The arguments offered by both sides at Friday’s hearing centered around whether Title 42 was a public health policy or an immigration policy. Lawyers for the federal government continued to argue that the policy was narrowly limited to protecting against coronavirus transmission while lawyers for the states that sued listed the costs that states would bear if Title 42 were lifted — to health care systems, law enforcement, education, social services, and even agencies that would be issuing more drivers’ licenses.
The Biden administration has said its plans to lift the measure were based on the Centers for Disease Control and Prevention’s announcement on April 1 that it was no longer needed given the widespread availability of vaccines.
“The C.D.C. did exactly what an agency must do,” Jean Lin, a lawyer representing the federal government, told the judge, noting that the agency has reassessed virus conditions in the country every 60 days.
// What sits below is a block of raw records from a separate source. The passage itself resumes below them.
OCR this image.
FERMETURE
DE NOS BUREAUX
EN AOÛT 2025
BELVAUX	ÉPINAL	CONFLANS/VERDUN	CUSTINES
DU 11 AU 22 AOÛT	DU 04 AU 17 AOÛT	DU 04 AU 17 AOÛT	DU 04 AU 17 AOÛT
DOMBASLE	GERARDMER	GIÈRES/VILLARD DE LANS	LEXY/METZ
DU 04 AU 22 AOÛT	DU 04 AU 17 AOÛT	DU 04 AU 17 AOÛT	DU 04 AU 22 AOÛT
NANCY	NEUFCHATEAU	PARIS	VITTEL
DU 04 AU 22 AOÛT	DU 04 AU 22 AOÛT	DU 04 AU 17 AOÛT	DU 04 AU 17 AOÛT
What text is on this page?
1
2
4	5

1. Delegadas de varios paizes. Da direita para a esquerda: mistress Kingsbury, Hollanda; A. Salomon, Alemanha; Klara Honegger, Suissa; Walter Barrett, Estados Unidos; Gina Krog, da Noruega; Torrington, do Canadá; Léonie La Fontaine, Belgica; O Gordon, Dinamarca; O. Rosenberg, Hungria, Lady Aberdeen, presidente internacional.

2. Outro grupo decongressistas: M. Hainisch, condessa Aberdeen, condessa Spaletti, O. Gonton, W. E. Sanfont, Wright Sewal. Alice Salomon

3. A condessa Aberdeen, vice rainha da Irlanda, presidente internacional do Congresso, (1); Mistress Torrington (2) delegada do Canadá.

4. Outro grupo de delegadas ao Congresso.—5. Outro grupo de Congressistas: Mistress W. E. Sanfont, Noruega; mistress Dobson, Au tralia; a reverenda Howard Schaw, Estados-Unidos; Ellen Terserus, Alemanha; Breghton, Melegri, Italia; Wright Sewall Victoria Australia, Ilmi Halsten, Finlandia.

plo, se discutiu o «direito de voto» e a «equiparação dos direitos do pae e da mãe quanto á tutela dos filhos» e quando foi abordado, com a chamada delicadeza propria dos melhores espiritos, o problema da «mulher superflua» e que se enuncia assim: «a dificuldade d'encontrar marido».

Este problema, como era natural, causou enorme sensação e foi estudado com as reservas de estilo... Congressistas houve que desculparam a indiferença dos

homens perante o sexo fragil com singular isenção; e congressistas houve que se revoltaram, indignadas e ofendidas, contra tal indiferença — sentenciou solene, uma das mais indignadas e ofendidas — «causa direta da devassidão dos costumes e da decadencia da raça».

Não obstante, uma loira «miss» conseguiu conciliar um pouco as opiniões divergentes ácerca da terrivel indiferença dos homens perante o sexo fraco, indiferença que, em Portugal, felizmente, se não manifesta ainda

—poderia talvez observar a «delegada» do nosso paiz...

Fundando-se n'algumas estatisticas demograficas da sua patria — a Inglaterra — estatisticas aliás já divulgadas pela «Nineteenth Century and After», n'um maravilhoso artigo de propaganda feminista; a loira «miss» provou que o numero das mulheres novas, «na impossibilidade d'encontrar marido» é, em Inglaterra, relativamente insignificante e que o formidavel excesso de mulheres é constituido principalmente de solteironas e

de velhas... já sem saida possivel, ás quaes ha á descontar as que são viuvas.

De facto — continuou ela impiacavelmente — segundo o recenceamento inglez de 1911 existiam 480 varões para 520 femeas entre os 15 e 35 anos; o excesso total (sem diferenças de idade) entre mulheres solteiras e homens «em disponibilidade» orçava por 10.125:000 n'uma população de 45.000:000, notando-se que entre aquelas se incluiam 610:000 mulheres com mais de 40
Dealing with “downstream consequences of Title 42 is outside of the C.D.C.’s statutory authority,” she said.
The public health order has required the U.S. Border Patrol to turn away migrants who crossed land borders since March 2020, when it was introduced, without allowing them to request asylum, by either expelling them by bus to Mexico or by plane to their countries of origin.
Two days after the C.D.C. announcement, Arizona, Louisiana and Missouri filed a suit in federal court seeking to keep the policy in place, arguing that its termination would cause them irreparable harm. They were later joined by 21 other states.
The judge on Friday denied a motion from a family seeking asylum at the California-Mexico border and a nonprofit to join the lawsuit in order to argue that the judge, should he decide that Title 42 be kept in place, apply his ruling only to states that are part of the litigation.